ちなみに、左の写真は動きの中のモノではなく、ポスター撮りのポーズなので
4本の指の並びは悪くないが、やはり右手親指の締め方が致命的に悪い。

人間を殴ると反作用が自分に跳ね返ってくるので、当てる部位だけでなく、地面を踏みしめる踵までを一体化し、
その反作用力をしっかりと受け止めなければならない。そのために「歩形」「姿形」「手形」などが重要となる。
アイドルが威力を云々する必要はないが、怪我をしない常識的な拳の握り方くらい表現しいないと真実味は生まれない。

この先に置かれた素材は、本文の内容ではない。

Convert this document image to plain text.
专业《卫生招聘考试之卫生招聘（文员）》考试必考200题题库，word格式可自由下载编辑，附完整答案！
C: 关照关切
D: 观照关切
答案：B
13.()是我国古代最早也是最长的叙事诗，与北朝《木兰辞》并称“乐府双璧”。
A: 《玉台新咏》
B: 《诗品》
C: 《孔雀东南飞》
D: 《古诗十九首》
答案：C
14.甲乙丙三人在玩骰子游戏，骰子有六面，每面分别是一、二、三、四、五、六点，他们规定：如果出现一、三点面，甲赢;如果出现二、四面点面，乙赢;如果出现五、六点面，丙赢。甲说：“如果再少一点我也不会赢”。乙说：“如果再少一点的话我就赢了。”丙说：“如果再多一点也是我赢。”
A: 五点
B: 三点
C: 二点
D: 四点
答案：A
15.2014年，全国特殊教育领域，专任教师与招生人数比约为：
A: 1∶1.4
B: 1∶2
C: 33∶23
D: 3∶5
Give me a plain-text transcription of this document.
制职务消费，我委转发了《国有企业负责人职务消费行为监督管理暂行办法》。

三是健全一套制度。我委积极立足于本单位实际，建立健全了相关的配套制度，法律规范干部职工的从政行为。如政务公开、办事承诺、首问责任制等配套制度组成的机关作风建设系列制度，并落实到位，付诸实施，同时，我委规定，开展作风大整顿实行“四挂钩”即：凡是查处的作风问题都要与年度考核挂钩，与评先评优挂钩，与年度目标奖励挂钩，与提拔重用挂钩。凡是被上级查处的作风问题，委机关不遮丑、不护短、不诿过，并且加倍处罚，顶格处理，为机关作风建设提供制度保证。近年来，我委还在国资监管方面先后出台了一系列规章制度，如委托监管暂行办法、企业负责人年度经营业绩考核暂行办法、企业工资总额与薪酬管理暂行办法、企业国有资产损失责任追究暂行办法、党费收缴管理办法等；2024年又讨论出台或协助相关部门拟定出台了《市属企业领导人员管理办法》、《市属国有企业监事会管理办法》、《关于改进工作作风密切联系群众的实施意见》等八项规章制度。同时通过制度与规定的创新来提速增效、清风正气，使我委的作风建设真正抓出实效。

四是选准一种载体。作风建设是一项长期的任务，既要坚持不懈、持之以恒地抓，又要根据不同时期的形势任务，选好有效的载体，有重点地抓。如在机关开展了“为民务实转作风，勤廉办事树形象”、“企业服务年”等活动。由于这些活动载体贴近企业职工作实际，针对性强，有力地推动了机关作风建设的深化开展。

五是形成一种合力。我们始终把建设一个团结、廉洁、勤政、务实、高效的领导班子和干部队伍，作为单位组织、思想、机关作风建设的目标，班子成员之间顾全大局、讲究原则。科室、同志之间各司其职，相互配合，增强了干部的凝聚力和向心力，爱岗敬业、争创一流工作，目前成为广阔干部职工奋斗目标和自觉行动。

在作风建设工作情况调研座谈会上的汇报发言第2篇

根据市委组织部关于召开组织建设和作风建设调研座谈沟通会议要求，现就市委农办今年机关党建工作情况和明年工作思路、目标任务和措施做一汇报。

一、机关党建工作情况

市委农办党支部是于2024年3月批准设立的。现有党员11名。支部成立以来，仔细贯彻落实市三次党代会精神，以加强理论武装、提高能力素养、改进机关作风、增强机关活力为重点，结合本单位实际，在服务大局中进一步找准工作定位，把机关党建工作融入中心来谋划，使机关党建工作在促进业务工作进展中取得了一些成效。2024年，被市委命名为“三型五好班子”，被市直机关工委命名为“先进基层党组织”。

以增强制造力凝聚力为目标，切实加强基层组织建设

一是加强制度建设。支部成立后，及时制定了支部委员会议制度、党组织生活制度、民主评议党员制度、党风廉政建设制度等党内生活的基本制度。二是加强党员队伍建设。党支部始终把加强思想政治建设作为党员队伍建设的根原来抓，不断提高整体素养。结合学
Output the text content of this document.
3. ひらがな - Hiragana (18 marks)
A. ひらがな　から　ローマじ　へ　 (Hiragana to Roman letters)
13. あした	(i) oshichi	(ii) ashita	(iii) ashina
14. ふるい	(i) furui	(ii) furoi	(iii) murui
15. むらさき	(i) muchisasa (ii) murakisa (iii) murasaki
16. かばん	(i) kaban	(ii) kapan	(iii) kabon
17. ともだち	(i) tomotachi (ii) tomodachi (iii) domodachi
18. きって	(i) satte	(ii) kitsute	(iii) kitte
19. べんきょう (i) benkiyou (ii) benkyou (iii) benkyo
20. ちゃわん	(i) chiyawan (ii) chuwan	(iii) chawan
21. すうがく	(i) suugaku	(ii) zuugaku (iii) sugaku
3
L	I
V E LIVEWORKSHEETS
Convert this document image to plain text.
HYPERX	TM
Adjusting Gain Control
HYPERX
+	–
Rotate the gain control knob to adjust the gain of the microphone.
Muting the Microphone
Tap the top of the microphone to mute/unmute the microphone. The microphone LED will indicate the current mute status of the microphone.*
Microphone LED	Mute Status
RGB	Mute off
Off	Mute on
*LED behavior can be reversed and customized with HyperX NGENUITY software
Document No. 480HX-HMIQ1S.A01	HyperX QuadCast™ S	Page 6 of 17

そういう私自身、十代の頃は親指の握りが甘く、よく突き指をしていた。ある試合では手首の曲げ具合が甘かったため、
左手中指の第二間接に、対戦相手の前歯が折れて突き刺さり、私が指から流血して反則負けを喫したことがある。

欅坂46の売りでもある反体制的なイメージ(大人のシナリオだけど)を、もっと奥行きのある表現に高めるのなら、
手先・指先にまで “通” ならではの神経を研ぎ澄ませ、総合的なパフォーマンスの向上を図って欲しいと願う限りだ。

彼女らの意識やパフォーマンス能力を高めるために、全メンバー又は選抜メンバーで定期的かつ継続的に、
何かしらの身体運動をさせるという手もあるかもしれない。徒手空拳の武術系、舞踊系、伝統芸能系など。

もちろん、肝心要の歌唱訓練をしっかりと行った上でのことだが。